La première, effectivement, c’est Plus ça change, plus c’est la même chose. La loi Levin-McCain demande un retour au processus des prototypes et de la compétition dans les programmes de défense (mesure directement liée à la catastrophe du JSF, et qui prend implicitement acte de cette catastrophe). C’est un retour à une pratique courante jusqu’au F-22 (compétition entre le Lockheed Martin YF-22 et le Northrop YF-23 jusqu’en 1992). De même, les mesures discutées au sein de la AFSC prévoient un transfert à des fonctionnaires fédéraux de tâches affectées aux contractants privés, renversant complètement le mouvement lancé par l’administration Clinton, dans les années 1990, de privatisation du Pentagone. En fait de réforme, on ne voit rien pour l’instant qu’un retour aux anciennes formules, ce qui peut paraître ironique ou pathétique puisque le sort du Pentagone était déjà très affligeant avant sa privatisation; mais la chose doit être vue différemment, pour constater qu’on peut ainsi mesurer indirectement combien la privatisation et le reste, dans le sens de la globalisation, ont accéléré dramatiquement la catastrophe en cours au Pentagone. Nous en sommes, pour l’instant, à boucher les voies d’eau les plus voyantes, et elles viennent toutes de l’application sans restriction du système de la globalisation et de la privatisation du monde, et du Pentagone par conséquent. On revient donc là-dessus, sans commentaire.
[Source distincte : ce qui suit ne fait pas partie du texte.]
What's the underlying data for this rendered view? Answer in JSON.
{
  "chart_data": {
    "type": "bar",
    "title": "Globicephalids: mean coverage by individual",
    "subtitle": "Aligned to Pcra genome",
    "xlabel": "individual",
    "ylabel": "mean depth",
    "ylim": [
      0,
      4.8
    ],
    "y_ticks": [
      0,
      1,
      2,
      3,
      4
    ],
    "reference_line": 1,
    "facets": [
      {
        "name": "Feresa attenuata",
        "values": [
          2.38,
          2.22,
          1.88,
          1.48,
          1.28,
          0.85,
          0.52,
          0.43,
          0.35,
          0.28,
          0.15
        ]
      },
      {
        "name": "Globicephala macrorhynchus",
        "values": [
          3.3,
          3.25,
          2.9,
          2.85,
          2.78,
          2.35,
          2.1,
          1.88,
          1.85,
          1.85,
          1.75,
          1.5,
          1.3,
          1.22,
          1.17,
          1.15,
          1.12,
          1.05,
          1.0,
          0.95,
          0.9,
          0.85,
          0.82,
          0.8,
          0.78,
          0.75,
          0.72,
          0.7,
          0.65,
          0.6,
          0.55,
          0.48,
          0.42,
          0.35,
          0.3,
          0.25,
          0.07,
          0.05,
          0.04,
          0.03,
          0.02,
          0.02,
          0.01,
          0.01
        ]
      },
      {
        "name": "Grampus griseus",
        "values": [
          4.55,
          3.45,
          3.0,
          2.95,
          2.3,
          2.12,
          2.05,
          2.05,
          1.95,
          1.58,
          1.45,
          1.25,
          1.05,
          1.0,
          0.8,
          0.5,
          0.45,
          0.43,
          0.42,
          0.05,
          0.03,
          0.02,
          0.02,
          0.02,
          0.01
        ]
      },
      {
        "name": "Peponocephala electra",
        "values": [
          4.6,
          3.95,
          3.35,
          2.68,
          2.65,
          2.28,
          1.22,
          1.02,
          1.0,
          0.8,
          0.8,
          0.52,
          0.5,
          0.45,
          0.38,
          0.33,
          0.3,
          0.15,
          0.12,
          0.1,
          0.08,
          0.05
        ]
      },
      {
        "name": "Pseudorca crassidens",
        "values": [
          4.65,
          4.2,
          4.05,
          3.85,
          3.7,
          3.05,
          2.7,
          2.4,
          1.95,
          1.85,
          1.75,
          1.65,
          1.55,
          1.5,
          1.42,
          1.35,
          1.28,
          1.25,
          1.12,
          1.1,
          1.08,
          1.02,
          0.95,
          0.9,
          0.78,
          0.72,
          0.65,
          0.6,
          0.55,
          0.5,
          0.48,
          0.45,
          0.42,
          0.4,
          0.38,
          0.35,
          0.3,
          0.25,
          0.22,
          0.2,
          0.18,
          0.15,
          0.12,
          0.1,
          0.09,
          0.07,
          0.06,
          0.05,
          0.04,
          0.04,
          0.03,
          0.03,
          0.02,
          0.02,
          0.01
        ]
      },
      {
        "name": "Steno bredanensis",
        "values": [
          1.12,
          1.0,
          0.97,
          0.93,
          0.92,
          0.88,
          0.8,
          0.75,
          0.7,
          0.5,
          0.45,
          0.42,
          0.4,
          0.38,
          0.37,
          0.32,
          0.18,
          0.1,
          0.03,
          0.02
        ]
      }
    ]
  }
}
Il n’empêche, après de nombreuses autres indications, ces précisions nous confirment que le rythme du mouvement de réforme du Pentagone ne fait qu’accélérer. Les principaux centres réformistes montent en puissance actuellement, tant dans l’administration qu’au Congrès. Les institutions qui vont aider à ce mouvement préparent leurs dossiers, au GAO notamment, qui prépare ses rapports du printemps (mentionnons en mars un rapport sur le JSF). Pour l’instant, le constat intéressant n’est certainement pas de savoir si la réforme a une chance de réussir, quelle voie elle va prendre, etc., et, d’ailleurs, il est fort possible que ce constat-là ne devienne jamais très intéressant, si les événements en décident ainsi. La chose qui importe est cette montée en puissance, ce rythme qui grandit et s’impose de plus en plus puissamment. Effectivement, cette dynamique est essentielle, non pour la réforme qu’elle engendrerait ou pas, efficace ou pas, etc., mais d’abord pour la tension explosive qu’elle installe d’ores et déjà, progressivement mais de plus en plus rapidement. Cette tension explosive mène éventuellement à une confrontation entre les pressions réformistes et la résistance de la bureaucratie. L’enjeu, il faut bien en avoir conscience, c’est moins la réforme que le possible crash du Pentagone.